Members Voluntary Winding Up
The company may be wound up by the members themselves without reference to the creditors, if the company is solvent.
1) Declaration of solvency:
To do this all the directors, or a majority if more than two, must make a statutory declaration of solvency to be filed with the registrar within the 30 days preceding the resolution to wind up. This must state that the directors have made a full inquiry into the company's affairs and have formed the opinion that the company will be able to pay its debts in full within a period not exceeding twelve months of the commencement of winding up, and it must embody a statement of the company's assets and liabilities practicable date s.276.

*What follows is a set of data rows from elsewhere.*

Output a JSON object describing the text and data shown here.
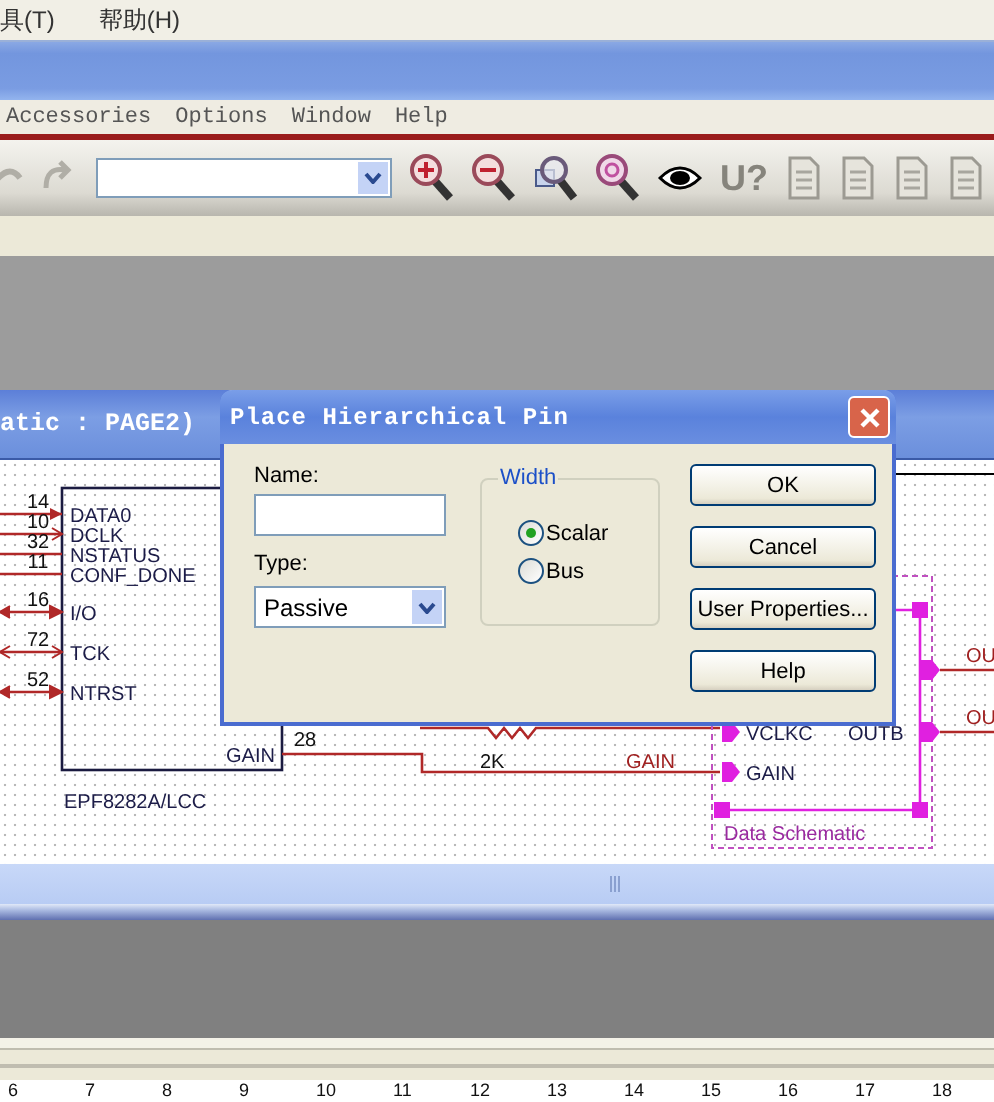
{
  "menubar": {
    "items": [
      "具(T)",
      "帮助(H)"
    ]
  },
  "menu": {
    "items": [
      "Accessories",
      "Options",
      "Window",
      "Help"
    ]
  },
  "toolbar": {
    "glyph_buttons": [
      "U?"
    ]
  },
  "schematic_window": {
    "title": "atic : PAGE2)"
  },
  "schematic": {
    "part": {
      "name": "EPF8282A/LCC",
      "pins": [
        {
          "number": "14",
          "name": "DATA0",
          "kind": "input"
        },
        {
          "number": "10",
          "name": "DCLK",
          "kind": "clock"
        },
        {
          "number": "32",
          "name": "NSTATUS",
          "kind": "plain"
        },
        {
          "number": "11",
          "name": "CONF_DONE",
          "kind": "plain"
        },
        {
          "number": "16",
          "name": "I/O",
          "kind": "bidir"
        },
        {
          "number": "72",
          "name": "TCK",
          "kind": "clockbidir"
        },
        {
          "number": "52",
          "name": "NTRST",
          "kind": "bidir"
        }
      ],
      "output_pin": {
        "number": "28",
        "name": "GAIN"
      }
    },
    "resistor_value": "2K",
    "net_label": "GAIN",
    "block": {
      "name": "Data Schematic",
      "pins": [
        {
          "name": "VCLKC",
          "kind": "input"
        },
        {
          "name": "GAIN",
          "kind": "input"
        },
        {
          "name": "OUTB",
          "kind": "output"
        }
      ]
    },
    "offpage_labels": [
      "OU",
      "OU"
    ]
  },
  "dialog": {
    "title": "Place Hierarchical Pin",
    "name_label": "Name:",
    "type_label": "Type:",
    "type_value": "Passive",
    "width_group": "Width",
    "width_options": [
      {
        "label": "Scalar",
        "selected": true
      },
      {
        "label": "Bus",
        "selected": false
      }
    ],
    "buttons": [
      "OK",
      "Cancel",
      "User Properties...",
      "Help"
    ]
  },
  "ruler": {
    "labels": [
      "6",
      "7",
      "8",
      "9",
      "10",
      "11",
      "12",
      "13",
      "14",
      "15",
      "16",
      "17",
      "18"
    ]
  }
}
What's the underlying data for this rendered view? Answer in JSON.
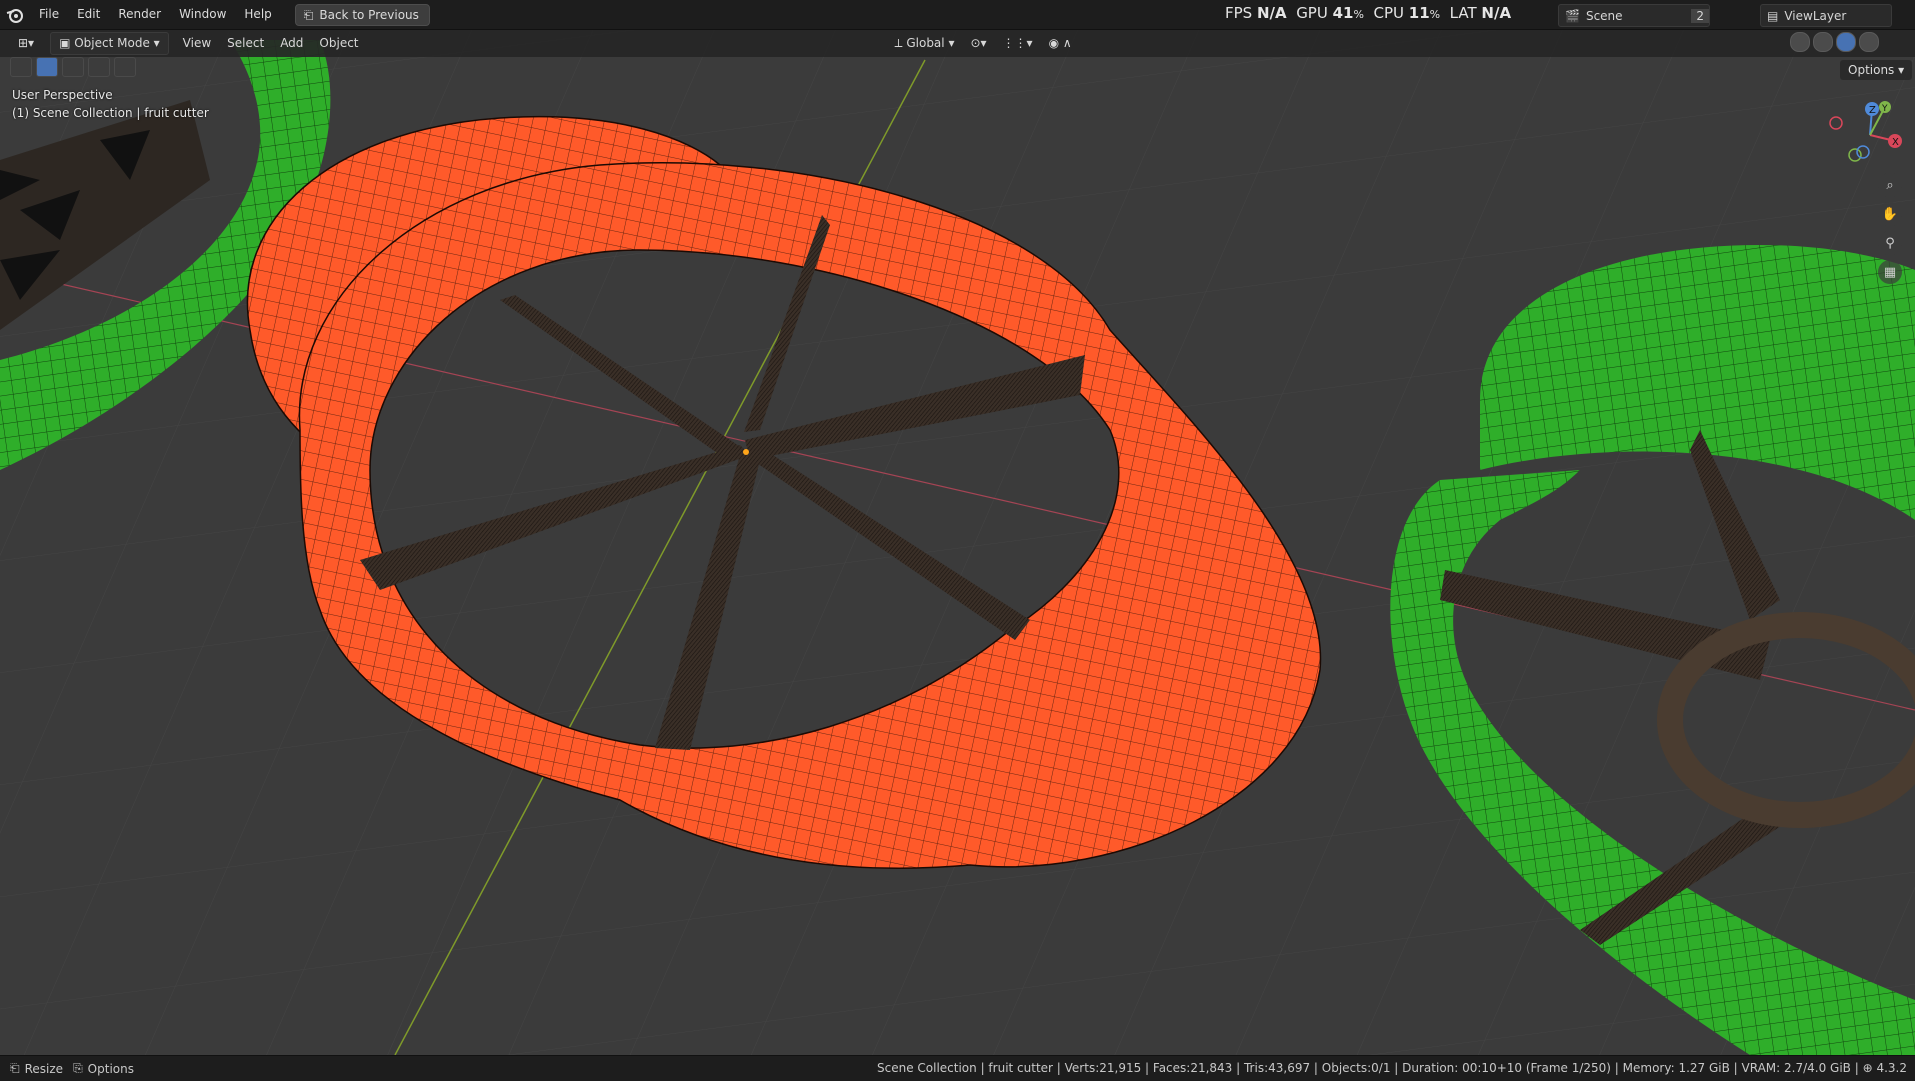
{
  "menu": {
    "items": [
      "File",
      "Edit",
      "Render",
      "Window",
      "Help"
    ],
    "back_button": "Back to Previous"
  },
  "stats": {
    "fps_label": "FPS",
    "fps_value": "N/A",
    "gpu_label": "GPU",
    "gpu_value": "41",
    "cpu_label": "CPU",
    "cpu_value": "11",
    "lat_label": "LAT",
    "lat_value": "N/A",
    "percent": "%"
  },
  "scene": {
    "name": "Scene",
    "users": "2"
  },
  "viewlayer": {
    "name": "ViewLayer"
  },
  "header": {
    "mode": "Object Mode",
    "view": "View",
    "select": "Select",
    "add": "Add",
    "object": "Object",
    "transform_orientation": "Global",
    "options": "Options"
  },
  "viewport": {
    "perspective": "User Perspective",
    "collection": "(1) Scene Collection | fruit cutter",
    "gizmo_labels": {
      "z": "Z",
      "y": "Y",
      "x": "X"
    }
  },
  "statusbar": {
    "left_1": "Resize",
    "left_2": "Options",
    "info": "Scene Collection | fruit cutter | Verts:21,915 | Faces:21,843 | Tris:43,697 | Objects:0/1 | Duration: 00:10+10 (Frame 1/250) | Memory: 1.27 GiB | VRAM: 2.7/4.0 GiB |",
    "version": "4.3.2"
  },
  "colors": {
    "orange_mesh": "#ff5a2a",
    "green_mesh": "#2fae2a",
    "blade": "#3a2f27",
    "background": "#3b3b3b"
  }
}
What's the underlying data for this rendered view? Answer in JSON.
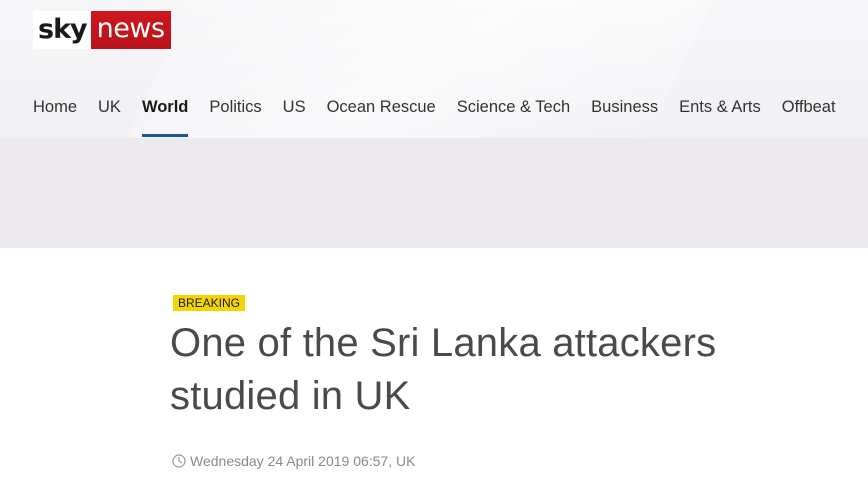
{
  "brand": {
    "logo_part1": "sky",
    "logo_part2": "news",
    "colors": {
      "news_red": "#c4131b",
      "active_underline": "#1a5694",
      "breaking_yellow": "#f5d500"
    }
  },
  "nav": {
    "items": [
      {
        "label": "Home",
        "active": false
      },
      {
        "label": "UK",
        "active": false
      },
      {
        "label": "World",
        "active": true
      },
      {
        "label": "Politics",
        "active": false
      },
      {
        "label": "US",
        "active": false
      },
      {
        "label": "Ocean Rescue",
        "active": false
      },
      {
        "label": "Science & Tech",
        "active": false
      },
      {
        "label": "Business",
        "active": false
      },
      {
        "label": "Ents & Arts",
        "active": false
      },
      {
        "label": "Offbeat",
        "active": false
      }
    ]
  },
  "article": {
    "badge": "BREAKING",
    "headline": "One of the Sri Lanka attackers studied in UK",
    "timestamp_icon": "clock-icon",
    "timestamp": "Wednesday 24 April 2019 06:57, UK"
  }
}
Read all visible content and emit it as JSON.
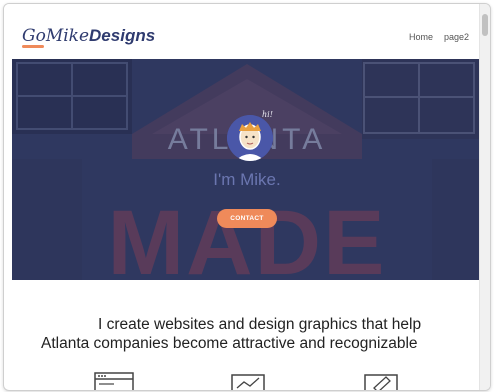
{
  "header": {
    "logo_part1": "GoMike",
    "logo_part2": "Designs",
    "nav": [
      {
        "label": "Home"
      },
      {
        "label": "page2"
      }
    ]
  },
  "hero": {
    "greeting": "hi!",
    "title": "I'm Mike.",
    "cta_label": "CONTACT",
    "background_words": [
      "ATLANTA",
      "MADE"
    ]
  },
  "intro": {
    "line1": "I create websites and design graphics that help",
    "line2": "Atlanta companies become attractive and recognizable"
  },
  "services": [
    {
      "icon": "browser-window-icon"
    },
    {
      "icon": "chart-icon"
    },
    {
      "icon": "pencil-icon"
    }
  ],
  "colors": {
    "brand_navy": "#2f3b6f",
    "accent_orange": "#ef8a5a",
    "hero_overlay": "#323c6e"
  }
}
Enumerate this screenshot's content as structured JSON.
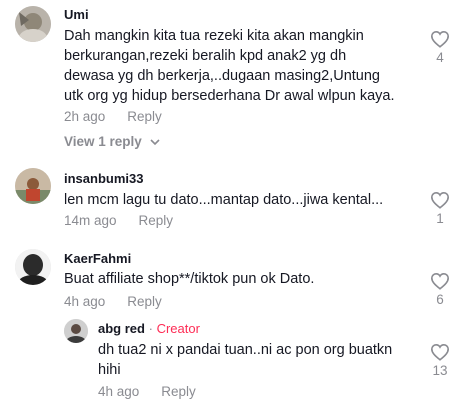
{
  "comments": [
    {
      "username": "Umi",
      "text_lines": [
        "Dah mangkin kita tua rezeki kita akan mangkin",
        "berkurangan,rezeki beralih kpd anak2 yg dh",
        "dewasa yg dh berkerja,..dugaan masing2,Untung",
        "utk org yg hidup bersederhana Dr awal wlpun kaya."
      ],
      "time": "2h ago",
      "reply_label": "Reply",
      "view_replies": "View 1 reply",
      "likes": "4"
    },
    {
      "username": "insanbumi33",
      "text_lines": [
        "len mcm lagu tu dato...mantap dato...jiwa kental..."
      ],
      "time": "14m ago",
      "reply_label": "Reply",
      "likes": "1"
    },
    {
      "username": "KaerFahmi",
      "text_lines": [
        "Buat affiliate shop**/tiktok pun ok Dato."
      ],
      "time": "4h ago",
      "reply_label": "Reply",
      "likes": "6"
    }
  ],
  "reply": {
    "username": "abg red",
    "separator": "·",
    "badge": "Creator",
    "text_lines": [
      "dh tua2 ni x pandai tuan..ni ac pon org buatkn",
      "hihi"
    ],
    "time": "4h ago",
    "reply_label": "Reply",
    "likes": "13"
  },
  "icons": {
    "like": "heart-outline-icon",
    "expand": "chevron-down-icon"
  },
  "colors": {
    "primary_text": "#161823",
    "secondary_text": "#8a8b91",
    "creator_badge": "#fe2c55"
  }
}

2) Appointment of liquidator:
The liquidator is appointed and his renumeration fixed by the members in general meeting s.278, and any vacancy is filled in the same way s.279. He must advertise his appointment in the Gazette and notify it to the registrar within 14 days s.299. The court has power, if necessary, to appoint and remove a liquidator s.298. The liquidator has similar powers to those in compulsory winding up, and also the power to make calls and convene meetings s.297.
3. Further meetings:
If the winding up continues for more than a year, the liquidator must convene a meeting of the company at ` the end of that and each further year, and lay before it an account of his conduct of the winding up during the preceding year s.282.
4. Dissolution
When the winding up is complete, the liquidator must call a final meeting of the company by one month's notice in the Gazette and in a local newspaper, and lay before it an account of the winding up and the disposition of the company's property. He must send a copy of this account and a return of the holding of the meeting within a week thereof to the registrar, and after a further three months the company is automatically dissolved s.283: but the court may declare the dissolution void within the next two years s.338.